To-day we had decided against Brogart's, our usual haunt, on the rue de Rivoli. At Brogart's you could lunch for Fr. 1.25 with the plat du jour and a satisfying range of choice in the fixings that went with it. It was 1.20 if you invested in tickets. Then you were given a napkin-ring to mark your serviette, and a numbered hole in the open-face cupboard screwed to the wall beside the high desk where Madame sat while she raked in the money and kept a sharp eye on her clients. There was a division of opinion between Mother and me during a flying visit she made us just before Christmas. We took her to Brogart's. She saw a fellow, some kind of a wop with a greasy face and long hair, pick his teeth with a fork. She never went back to Brogart's again. They don't do that in Philadelphia. At least if they do, Mother had never happened to see them. Herbert and Alick and I were less difficult to please. To-day it was only because we had wandered far afield that Brogart's did not see us. We had found a table that pleased us in a restaurant that bore the sign "Au rendez-vous des cochers." We were not looking for a novel experience. We were not tourists, you understand. It was on account of the budget.
Everybody knows that the cochers of Paris are no fools. They can drive a horse, but they can drive a bargain too and afterwards settle down on their high box and fling you shrewd observations about art or politics or what not. But there is more to it than that. When you have lived a while in the Latin quarter you know who are the expert judges of cooking. In the old days, the meal you could buy in a tiny dark rendez-vous des cochers was as tasty as anything you could enjoy on a Grand Boulevard at ten times the price. Minor details like a table-cloth and clean forks and knives with each new plate are not missed when the gigot is done to a turn and the sauce piquante is just right. The rendez-vous des cochers restaurant has one distinct advantage over the swell place on the Boulevards. If you are in a hurry to go to the Concert Rouge and have had no dinner, you can stop for a second at a cab driver's restaurant while you buy a portion of frites. The luscious golden potatoes, sprinkled with salt, are wrapped in a paper, and you consume them as you walk up the Rue de Tournon. They don't mind babies there. Scrappie was asleep in her carriage. Monsier le Patron came out and rolled the carriage ever so gently under the awning beside the glass screen by the restaurant door. He beamed at us benevolently, then stepped over to explain that he was a père de famille and that courants d'air inflame babies' eyes.
The Scholar from Oxford is a Scotchman with the Scotch affection for France. Before the war he came to France and Italy every year to make enigmatical notes in his own handwriting reduced to cramped proportions. The notes were placed within columns that were inked out years ago when he began the monumental work. The columns are drawn across the short dimension of the paper, so that you have to turn the thing sidewise to read it.

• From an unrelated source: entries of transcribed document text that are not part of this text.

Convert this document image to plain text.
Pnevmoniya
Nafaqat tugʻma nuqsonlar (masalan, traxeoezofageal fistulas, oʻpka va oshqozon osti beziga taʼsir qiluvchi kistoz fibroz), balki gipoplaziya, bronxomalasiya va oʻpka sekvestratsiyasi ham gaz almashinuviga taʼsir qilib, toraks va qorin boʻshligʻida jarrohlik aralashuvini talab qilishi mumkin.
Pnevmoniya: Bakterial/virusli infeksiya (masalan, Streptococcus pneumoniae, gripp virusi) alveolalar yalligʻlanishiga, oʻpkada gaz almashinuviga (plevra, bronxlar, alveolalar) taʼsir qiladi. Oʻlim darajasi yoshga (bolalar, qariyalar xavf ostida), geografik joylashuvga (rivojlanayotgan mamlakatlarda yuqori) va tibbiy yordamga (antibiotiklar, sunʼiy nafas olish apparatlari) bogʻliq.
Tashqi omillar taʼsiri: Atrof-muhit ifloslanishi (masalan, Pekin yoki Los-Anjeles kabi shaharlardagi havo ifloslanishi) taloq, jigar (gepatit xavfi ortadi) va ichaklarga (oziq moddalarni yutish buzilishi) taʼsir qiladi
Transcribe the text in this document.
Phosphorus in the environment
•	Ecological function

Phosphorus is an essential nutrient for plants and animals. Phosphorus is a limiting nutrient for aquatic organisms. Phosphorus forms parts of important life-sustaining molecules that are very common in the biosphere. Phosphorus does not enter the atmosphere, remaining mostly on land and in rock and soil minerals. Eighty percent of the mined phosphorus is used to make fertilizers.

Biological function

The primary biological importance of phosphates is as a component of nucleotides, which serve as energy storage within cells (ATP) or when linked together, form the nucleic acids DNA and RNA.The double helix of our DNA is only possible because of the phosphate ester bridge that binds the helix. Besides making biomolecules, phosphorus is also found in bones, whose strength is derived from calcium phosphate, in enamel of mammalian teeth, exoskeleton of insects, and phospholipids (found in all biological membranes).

There is a variety of ink. The row of notes at the top is all in the same color. Three quarters of an inch in black mark the first year's hours spent in the Bibliothèque. Run your eye down a space the width of your thumb and the ink changes. Count how many ink colors you see, and you'll know how many times the Scholar from Oxford has come abroad on his grant. He carries his papers in a shiny black oil cloth serviette. He was modestly imperturbable when with my usual vehemence I gave him a good scolding because he confessed he had no copy of the precious sheets.
"So worked the old monks in the days of the Reformation," said I, "when a fellow spent his life time laboriously copying the Bible with his own hand."
"Ah," mused the Scotchman with his eyes far away, "they were great scholars, the monks."